Melia ve grubundakiler değerli bir arkadaşlarına veda etmek zorunda kalmışlardı bunun burukluğunu yaşasalar da aynı zamanda mutlulardı sonuçta değerli arkadaşları Felina hayallerinden birini gerçekleştire bilmişti. Dağın o zor koşullarını aştıktan sonra en yakında ki yerleşim alanına gidip alışveriş yapacaklardı.

Yolculukları sırasında birkaç gün dışarıda yatmak zorunda kalmışlardı. Sabahın ilk ışıklarında kalkıp yollarına devam ediyorlardı. O sert havayı arkalarında bırakıp Meravir'e gelen ilkbaharın keyfini çıkartıyorlardı. Bir süre yolculuk ettikten sonra bir köye varmışlardı. Küçük ve yaşlı bir köydü, yedi tane yıkık dökük ev vardı.

Köy de yaşayanlar ise yaşlı kişilerdi bir tane bile genç yoktu. Köy halkı bu genç grubu görünce biraz huzursuz olmuş gibiydi Kazeru bunu hemen fark etmişti yaşlılar arasında lider gibi gözüken kişinin karşısına dikildi ve yavaşça başını öne eğip selamladı ama bu sadece selamlamak değildi aynı zamanda saygı göstermekti.

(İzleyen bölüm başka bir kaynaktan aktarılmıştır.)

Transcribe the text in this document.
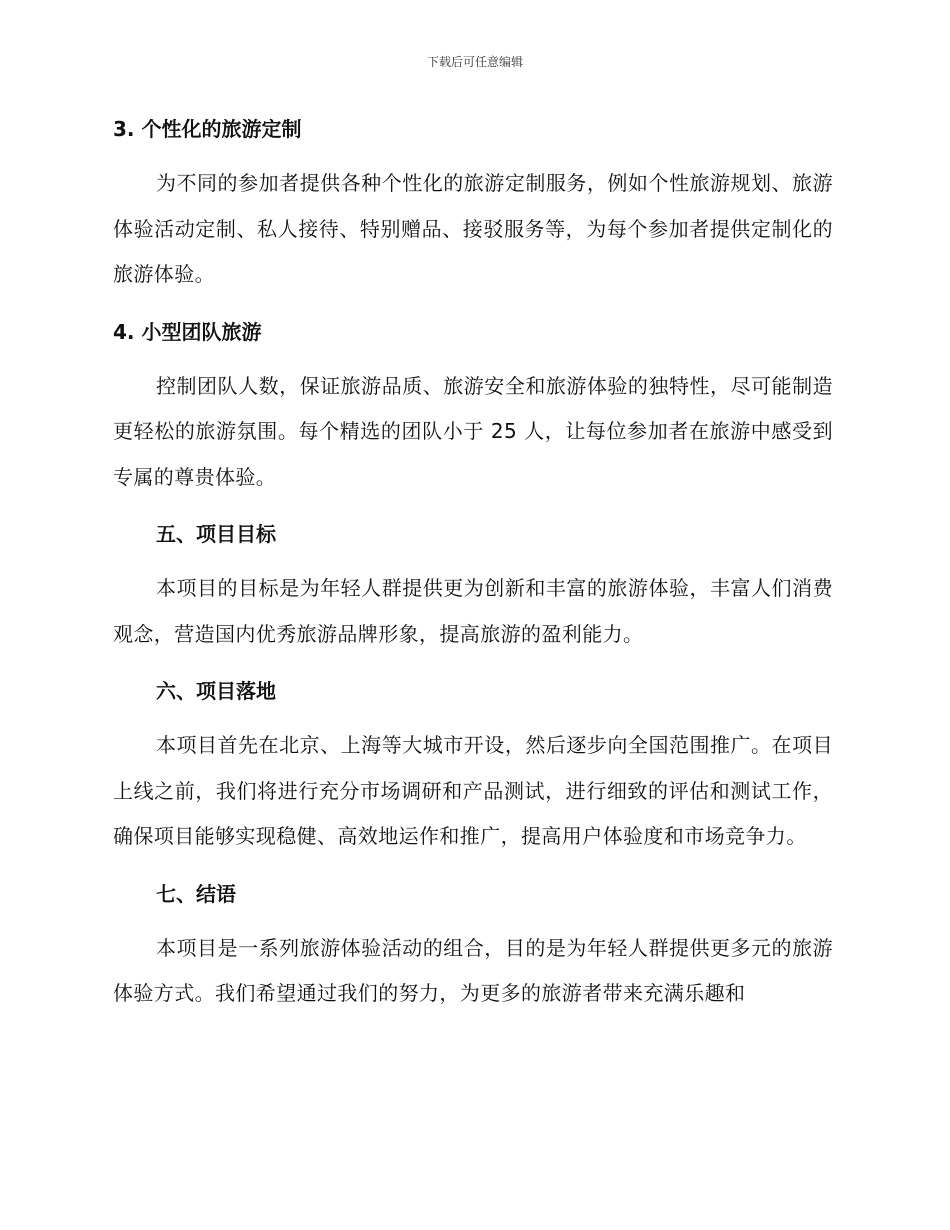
下载后可任意编辑
3. 个性化的旅游定制

为不同的参加者提供各种个性化的旅游定制服务，例如个性旅游规划、旅游体验活动定制、私人接待、特别赠品、接驳服务等，为每个参加者提供定制化的旅游体验。

4. 小型团队旅游

控制团队人数，保证旅游品质、旅游安全和旅游体验的独特性，尽可能制造更轻松的旅游氛围。每个精选的团队小于 25 人，让每位参加者在旅游中感受到专属的尊贵体验。

五、项目目标

本项目的目标是为年轻人群提供更为创新和丰富的旅游体验，丰富人们消费观念，营造国内优秀旅游品牌形象，提高旅游的盈利能力。

六、项目落地

本项目首先在北京、上海等大城市开设，然后逐步向全国范围推广。在项目上线之前，我们将进行充分市场调研和产品测试，进行细致的评估和测试工作，确保项目能够实现稳健、高效地运作和推广，提高用户体验度和市场竞争力。

七、结语

本项目是一系列旅游体验活动的组合，目的是为年轻人群提供更多元的旅游体验方式。我们希望通过我们的努力，为更多的旅游者带来充满乐趣和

Yaşlı adam görüntüsünden beklenmeyecek kadar güçlü bir sesle konuşmaya başladı ayrıca farklı bir şivesi vardı.

'Ey gençler nereden geldiniz nereye gidiyorsunuz ve söyleyin bakalım amacınız ne?'

Kazeru nazik bir şekilde karşılık verdi. Bu sırada diğerleri de onun arkasında sevimli bir şekilde bekliyordu.

'Elflerin şehrine gidiyoruz geçerken de bu köye uğramak istedik mümkünse bir şeyler almak için'

'Burada alabileceğiniz bir şey yok'

'Demek öyle o zaman rahatsızlık için üzgünüz yolumuza devam edelim'

'Evet öyle yapın'

Grupça köyden çıktılar ve biraz uzaklaştıktan sonra Kazeru duraksadı. Yüzünü köye çevirdi. Diğerleri onun suratında ki korkunç ifadeyi görünce ürkmüşlerdi ne olduğunu anlam verememişlerdi.

Kazeru ve küçük peri Riraru aynı an da konuştular.

'Burada tuhaf bir şey var'

Melia daha açık olmalarını söyleyip şapkasını düzeltti. Kazeru devam etti.

'O köylüler bir şey saklıyorlar ama ne olduğunu henüz anlayabilmiş değilim sen ne diyorsun Riraru?'

Kazeru'nun kafasında oturan Riraru hemen cevap verdi.

'Aynı şeyi düşünüyoruz benim sadık kulum ayrıca bu köyde yakın zamanda birçok kişi ölmüş.'

Diğerleri şaşırmıştı bu çıkarımları nasıl yaptıklarını sormuşlardı. Kazeru ve Riraru yine uyumlu bir şekilde cevap vermişlerdi.

'İç güdü'

Güneş ışıklarının etrafı kızıla boyaması akşamın yaklaştığının habercisiydi Kazeru burada kamp yapmayı teklif etti çünkü köyde ki tuhaflığın ne olduğunu bulmaya kararlıydı. Melia, Reiko ve Olivya ateşin etrafında oturmuş konuşuyorlardı ateşin ışığından yararlanarak Melia gölge oyunları yapıyordu.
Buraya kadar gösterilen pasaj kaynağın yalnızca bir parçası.